Eric hit a wall in deploying See You throughout the profession: “Too few people [librarians] had access to the hardware and software necessary to do videoconferencing,” he lamented. He just couldn’t drum up participation, even at the low overhead of $200 per computer. Eric’s final report on See You See a Librarian concluded that his project did not “improve library/information services to any great degree.” I respectfully object to this comment. The current wellspring of live, online, real-time reference services—where librarians interact with the patron’s desktop—is a direct descendant of Eric’s effort. Eric seeded our profession with brilliant possibilities; when the time was right, others watered the concepts and made them grow.
Leave it to the library that opened New York State’s first drive-up library window in 1993 to publish online newsletters, proselytize cheerfully and relentlessly for public computer access, and be one of the first libraries to circulate Rocketbook electronic readers.

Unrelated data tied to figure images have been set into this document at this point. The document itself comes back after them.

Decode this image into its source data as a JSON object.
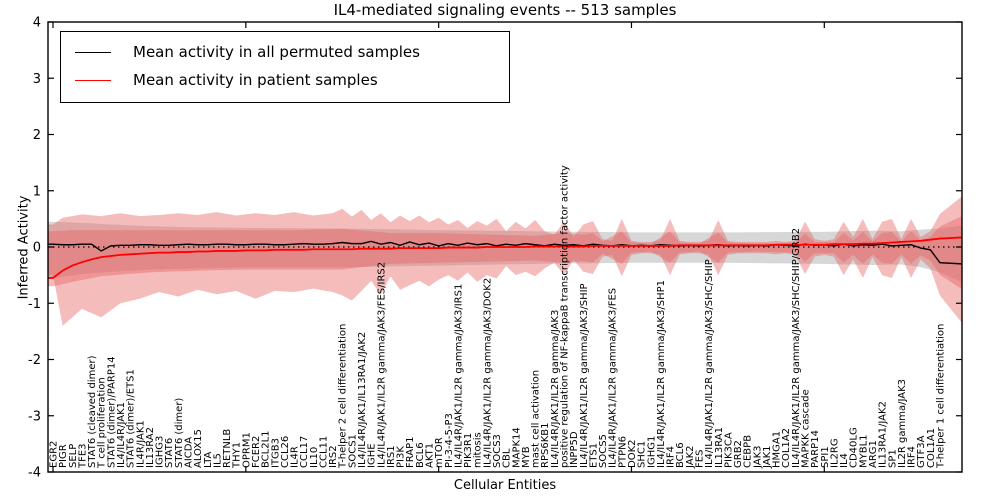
{
  "figure": {
    "title": "IL4-mediated signaling events -- 513 samples",
    "x_axis_label": "Cellular Entities",
    "y_axis_label": "Inferred Activity",
    "y_tick_labels": [
      "4",
      "3",
      "2",
      "1",
      "0",
      "-1",
      "-2",
      "-3",
      "-4"
    ],
    "legend": {
      "entries": [
        {
          "label": "Mean activity in all permuted samples",
          "color": "#000000"
        },
        {
          "label": "Mean activity in patient samples",
          "color": "#ff0000"
        }
      ]
    },
    "colors": {
      "permuted_line": "#000000",
      "patient_line": "#ff0000",
      "zero_line": "#000000",
      "red_band": "#e85f5f",
      "gray_band": "#b0b0b0",
      "axis": "#000000"
    }
  },
  "chart_data": {
    "type": "line",
    "title": "IL4-mediated signaling events -- 513 samples",
    "xlabel": "Cellular Entities",
    "ylabel": "Inferred Activity",
    "ylim": [
      -4,
      4
    ],
    "grid": false,
    "legend_position": "upper left",
    "zero_reference_line": 0,
    "categories": [
      "EGR2",
      "PIGR",
      "SELP",
      "TFE3",
      "STAT6 (cleaved dimer)",
      "T cell proliferation",
      "STAT6 (dimer)/PARP14",
      "IL4/IL4R/JAK1",
      "STAT6 (dimer)/ETS1",
      "IL4R/JAK1",
      "IL13RA2",
      "IGHG3",
      "STAT6",
      "STAT6 (dimer)",
      "AICDA",
      "ALOX15",
      "LTA",
      "IL5",
      "RETNLB",
      "THY1",
      "OPRM1",
      "FCER2",
      "BCL2L1",
      "ITGB3",
      "CCL26",
      "IL4R",
      "CCL17",
      "IL10",
      "CCL11",
      "IRS2",
      "T-helper 2 cell differentiation",
      "SOCS1",
      "IL4/IL4R/JAK1/IL13RA1/JAK2",
      "IGHE",
      "IL4/IL4R/JAK1/IL2R gamma/JAK3/FES/IRS2",
      "IRS1",
      "PI3K",
      "FRAP1",
      "BCL6",
      "AKT1",
      "mTOR",
      "PI-3-4-5-P3",
      "IL4/IL4R/JAK1/IL2R gamma/JAK3/IRS1",
      "PIK3R1",
      "mitosis",
      "IL4/IL4R/JAK1/IL2R gamma/JAK3/DOK2",
      "SOCS3",
      "CBL",
      "MAPK14",
      "MYB",
      "mast cell activation",
      "RPS6KB1",
      "IL4/IL4R/JAK1/IL2R gamma/JAK3",
      "positive regulation of NF-kappaB transcription factor activity",
      "INPP5D",
      "IL4/IL4R/JAK1/IL2R gamma/JAK3/SHIP",
      "ETS1",
      "SOCS5",
      "IL4/IL4R/JAK1/IL2R gamma/JAK3/FES",
      "PTPN6",
      "DOK2",
      "SHC1",
      "IGHG1",
      "IL4/IL4R/JAK1/IL2R gamma/JAK3/SHP1",
      "IRF4",
      "BCL6",
      "JAK2",
      "FES",
      "IL4/IL4R/JAK1/IL2R gamma/JAK3/SHC/SHIP",
      "IL13RA1",
      "PIK3CA",
      "GRB2",
      "CEBPB",
      "JAK3",
      "JAK1",
      "HMGA1",
      "COL1A2",
      "IL4/IL4R/JAK1/IL2R gamma/JAK3/SHC/SHIP/GRB2",
      "MAPKK cascade",
      "PARP14",
      "SPI1",
      "IL2RG",
      "IL4",
      "CD40LG",
      "MYBL1",
      "ARG1",
      "IL13RA1/JAK2",
      "SP1",
      "IL2R gamma/JAK3",
      "IRF4",
      "GTF3A",
      "COL1A1",
      "T-helper 1 cell differentiation"
    ],
    "series": [
      {
        "name": "Mean activity in all permuted samples",
        "color": "#000000",
        "values": [
          0.05,
          0.04,
          0.04,
          0.05,
          0.05,
          -0.07,
          0.02,
          0.03,
          0.03,
          0.04,
          0.04,
          0.03,
          0.03,
          0.04,
          0.05,
          0.04,
          0.04,
          0.05,
          0.05,
          0.04,
          0.04,
          0.05,
          0.05,
          0.04,
          0.04,
          0.05,
          0.06,
          0.05,
          0.05,
          0.06,
          0.08,
          0.06,
          0.06,
          0.1,
          0.05,
          0.08,
          0.03,
          0.09,
          0.04,
          0.07,
          0.02,
          0.06,
          0.03,
          0.07,
          0.04,
          0.06,
          0.02,
          0.05,
          0.03,
          0.06,
          0.04,
          0.02,
          0.05,
          0.03,
          0.04,
          0.02,
          0.05,
          0.03,
          0.02,
          0.04,
          0.02,
          0.03,
          0.02,
          0.04,
          0.03,
          0.02,
          0.03,
          0.02,
          0.03,
          0.04,
          0.02,
          0.03,
          0.02,
          0.03,
          0.02,
          0.04,
          0.03,
          0.02,
          0.05,
          0.03,
          0.04,
          0.02,
          0.05,
          0.02,
          0.04,
          0.03,
          0.05,
          0.02,
          0.03,
          0.04,
          -0.02,
          -0.05,
          -0.28,
          -0.3
        ]
      },
      {
        "name": "Mean activity in patient samples",
        "color": "#ff0000",
        "values": [
          -0.55,
          -0.42,
          -0.33,
          -0.27,
          -0.22,
          -0.18,
          -0.16,
          -0.14,
          -0.13,
          -0.12,
          -0.11,
          -0.1,
          -0.1,
          -0.09,
          -0.09,
          -0.08,
          -0.08,
          -0.07,
          -0.07,
          -0.07,
          -0.06,
          -0.06,
          -0.06,
          -0.05,
          -0.05,
          -0.05,
          -0.05,
          -0.04,
          -0.04,
          -0.04,
          -0.04,
          -0.04,
          -0.03,
          -0.03,
          -0.03,
          -0.03,
          -0.02,
          -0.02,
          -0.02,
          -0.02,
          -0.02,
          -0.01,
          -0.01,
          -0.01,
          -0.01,
          0.0,
          0.0,
          0.0,
          0.0,
          0.0,
          0.01,
          0.01,
          0.01,
          0.01,
          0.01,
          0.01,
          0.02,
          0.02,
          0.02,
          0.02,
          0.02,
          0.02,
          0.02,
          0.02,
          0.02,
          0.03,
          0.03,
          0.03,
          0.03,
          0.03,
          0.03,
          0.03,
          0.03,
          0.03,
          0.03,
          0.04,
          0.04,
          0.04,
          0.04,
          0.04,
          0.04,
          0.05,
          0.05,
          0.05,
          0.06,
          0.06,
          0.07,
          0.08,
          0.09,
          0.1,
          0.11,
          0.13,
          0.15,
          0.17
        ]
      }
    ],
    "bands": {
      "note": "keyframes are [index, upper, lower] in data units; last index 93 is the right plot edge",
      "red_outer_keyframes": [
        [
          0,
          0.4,
          -0.5
        ],
        [
          1,
          0.52,
          -1.4
        ],
        [
          3,
          0.58,
          -1.1
        ],
        [
          5,
          0.55,
          -1.25
        ],
        [
          7,
          0.6,
          -1.0
        ],
        [
          9,
          0.55,
          -0.92
        ],
        [
          11,
          0.57,
          -0.8
        ],
        [
          13,
          0.6,
          -0.88
        ],
        [
          15,
          0.57,
          -0.76
        ],
        [
          17,
          0.62,
          -0.84
        ],
        [
          19,
          0.56,
          -0.78
        ],
        [
          21,
          0.6,
          -0.92
        ],
        [
          23,
          0.57,
          -0.78
        ],
        [
          25,
          0.62,
          -0.8
        ],
        [
          27,
          0.56,
          -0.74
        ],
        [
          29,
          0.6,
          -0.8
        ],
        [
          30,
          0.68,
          -0.86
        ],
        [
          31,
          0.54,
          -0.95
        ],
        [
          32,
          0.66,
          -0.78
        ],
        [
          33,
          0.48,
          -0.6
        ],
        [
          34,
          0.6,
          -0.85
        ],
        [
          35,
          0.44,
          -0.52
        ],
        [
          36,
          0.56,
          -0.76
        ],
        [
          37,
          0.46,
          -0.68
        ],
        [
          38,
          0.56,
          -0.6
        ],
        [
          39,
          0.44,
          -0.7
        ],
        [
          40,
          0.52,
          -0.58
        ],
        [
          41,
          0.4,
          -0.5
        ],
        [
          42,
          0.48,
          -0.6
        ],
        [
          43,
          0.34,
          -0.45
        ],
        [
          44,
          0.46,
          -0.62
        ],
        [
          45,
          0.38,
          -0.5
        ],
        [
          46,
          0.5,
          -0.56
        ],
        [
          47,
          0.28,
          -0.34
        ],
        [
          48,
          0.45,
          -0.5
        ],
        [
          49,
          0.33,
          -0.44
        ],
        [
          50,
          0.48,
          -0.52
        ],
        [
          51,
          0.28,
          -0.38
        ],
        [
          52,
          0.22,
          -0.28
        ],
        [
          53,
          0.45,
          -0.5
        ],
        [
          54,
          0.18,
          -0.22
        ],
        [
          55,
          0.4,
          -0.44
        ],
        [
          56,
          0.46,
          -0.48
        ],
        [
          57,
          0.14,
          -0.17
        ],
        [
          58,
          0.11,
          -0.14
        ],
        [
          59,
          0.5,
          -0.52
        ],
        [
          60,
          0.11,
          -0.14
        ],
        [
          61,
          0.09,
          -0.11
        ],
        [
          62,
          0.09,
          -0.11
        ],
        [
          63,
          0.12,
          -0.14
        ],
        [
          64,
          0.5,
          -0.5
        ],
        [
          65,
          0.11,
          -0.13
        ],
        [
          66,
          0.09,
          -0.11
        ],
        [
          67,
          0.09,
          -0.11
        ],
        [
          68,
          0.11,
          -0.13
        ],
        [
          69,
          0.48,
          -0.5
        ],
        [
          70,
          0.11,
          -0.14
        ],
        [
          71,
          0.09,
          -0.11
        ],
        [
          72,
          0.09,
          -0.11
        ],
        [
          73,
          0.09,
          -0.11
        ],
        [
          74,
          0.09,
          -0.11
        ],
        [
          75,
          0.11,
          -0.13
        ],
        [
          76,
          0.09,
          -0.11
        ],
        [
          77,
          0.11,
          -0.14
        ],
        [
          78,
          0.45,
          -0.48
        ],
        [
          79,
          0.14,
          -0.17
        ],
        [
          80,
          0.11,
          -0.14
        ],
        [
          81,
          0.14,
          -0.17
        ],
        [
          82,
          0.45,
          -0.5
        ],
        [
          83,
          0.18,
          -0.22
        ],
        [
          84,
          0.5,
          -0.55
        ],
        [
          85,
          0.14,
          -0.18
        ],
        [
          86,
          0.45,
          -0.5
        ],
        [
          87,
          0.5,
          -0.55
        ],
        [
          88,
          0.14,
          -0.18
        ],
        [
          89,
          0.5,
          -0.55
        ],
        [
          90,
          0.18,
          -0.22
        ],
        [
          91,
          0.28,
          -0.38
        ],
        [
          93,
          0.9,
          -1.35
        ]
      ],
      "red_inner_keyframes": [
        [
          0,
          0.28,
          -0.7
        ],
        [
          2,
          0.3,
          -0.62
        ],
        [
          5,
          0.3,
          -0.52
        ],
        [
          10,
          0.3,
          -0.45
        ],
        [
          15,
          0.3,
          -0.42
        ],
        [
          20,
          0.3,
          -0.4
        ],
        [
          25,
          0.3,
          -0.4
        ],
        [
          30,
          0.32,
          -0.4
        ],
        [
          33,
          0.28,
          -0.34
        ],
        [
          35,
          0.25,
          -0.3
        ],
        [
          40,
          0.25,
          -0.28
        ],
        [
          45,
          0.22,
          -0.26
        ],
        [
          50,
          0.2,
          -0.24
        ],
        [
          53,
          0.25,
          -0.28
        ],
        [
          55,
          0.22,
          -0.25
        ],
        [
          56,
          0.25,
          -0.27
        ],
        [
          57,
          0.1,
          -0.12
        ],
        [
          59,
          0.28,
          -0.3
        ],
        [
          60,
          0.08,
          -0.1
        ],
        [
          62,
          0.06,
          -0.08
        ],
        [
          64,
          0.28,
          -0.28
        ],
        [
          65,
          0.08,
          -0.1
        ],
        [
          67,
          0.06,
          -0.08
        ],
        [
          69,
          0.26,
          -0.28
        ],
        [
          70,
          0.08,
          -0.1
        ],
        [
          73,
          0.06,
          -0.08
        ],
        [
          75,
          0.07,
          -0.09
        ],
        [
          77,
          0.08,
          -0.1
        ],
        [
          78,
          0.24,
          -0.26
        ],
        [
          79,
          0.09,
          -0.11
        ],
        [
          81,
          0.09,
          -0.11
        ],
        [
          82,
          0.25,
          -0.28
        ],
        [
          83,
          0.12,
          -0.14
        ],
        [
          84,
          0.27,
          -0.3
        ],
        [
          85,
          0.1,
          -0.13
        ],
        [
          86,
          0.25,
          -0.28
        ],
        [
          87,
          0.27,
          -0.3
        ],
        [
          88,
          0.1,
          -0.13
        ],
        [
          89,
          0.28,
          -0.3
        ],
        [
          90,
          0.12,
          -0.15
        ],
        [
          91,
          0.18,
          -0.24
        ],
        [
          93,
          0.55,
          -0.75
        ]
      ],
      "gray_keyframes": [
        [
          0,
          0.45,
          -0.55
        ],
        [
          3,
          0.43,
          -0.48
        ],
        [
          6,
          0.4,
          -0.44
        ],
        [
          10,
          0.37,
          -0.4
        ],
        [
          15,
          0.35,
          -0.38
        ],
        [
          20,
          0.34,
          -0.36
        ],
        [
          30,
          0.33,
          -0.36
        ],
        [
          40,
          0.3,
          -0.33
        ],
        [
          50,
          0.28,
          -0.3
        ],
        [
          60,
          0.26,
          -0.28
        ],
        [
          70,
          0.26,
          -0.28
        ],
        [
          80,
          0.27,
          -0.3
        ],
        [
          85,
          0.29,
          -0.32
        ],
        [
          88,
          0.28,
          -0.31
        ],
        [
          90,
          0.31,
          -0.36
        ],
        [
          92,
          0.33,
          -0.45
        ],
        [
          93,
          0.38,
          -0.62
        ]
      ]
    }
  }
}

Despite serving just 30,000 residents in a perennial rust-belt area with a library budget under $1 million, the Gates Public Library (no relation to Bill or Melinda) has made its presence known in the digital library world of upstate New York, an area not exactly known for its cutting-edge technology. I first discovered the Gates Library when I was researching electronic books. The library didn’t stroll into this new format—it leapt gladly. In a profession that has a tendency to get stuck in the pencil-sharpening stage, the Gates Public Library is truly a Pied Piper.
Dot-coms come and dot-coms go, but the Gates Library demonstrates the timelessness of Ranganathan’s principles, applied directly to Internet services. Director Susan Swanton provides a weekly online bulletin called Library Links, which for several years has regaled her community with insights into new services, reflections on librarianship, and apologies for bad weather. A recently added service to the library’s Web site is the Gates Community Services Directory, a unique resource in the area, guaranteed to make Swanton’s Web site “sticky” (meaning, in dot-com parlance, one that attracts visitors and keeps them there).
The Gates Library doesn’t have the most beautiful Web site, the most cutting-edge services, or a glittering cybermobile. Its theme song could easily be “My Funny Valentine.” But what this library has is what Morgan has: a certain insouciant optimism about the Internet and libraries, and an inexhaustible ability to experiment, lead, and proselytize that makes the Gates Library far more than the sum of its parts, and well deserving of the Pied Piper Award.
The Regional Institutes held by ALA’s Library and Information Technology Association are “one-day workshops on technology-related topics.” I single out these institutes for a Pied Piper Award in part out of enlightened self-interest. Continuing education for information technology can be very difficult or expensive to acquire. When a library has very few IT staff members, learning a new technology can be a teeth-grinding experience of trial and error (and error, and error).
LITA has identified a real need—continuing education for information technology staff—and addressed it with a very targeted service. LITA also bends over backward to bring these institutes to the masses, offering three models for hosting these programs in an area. In addition to great topics and instructors—currently Peter Murray on proxy servers and Kristin Antelman on database-driven Web sites—these institutes provide settings where librarians can mingle and share ideas. And someday some of these librarians may hear the call of the Pied Piper and host their own institutes.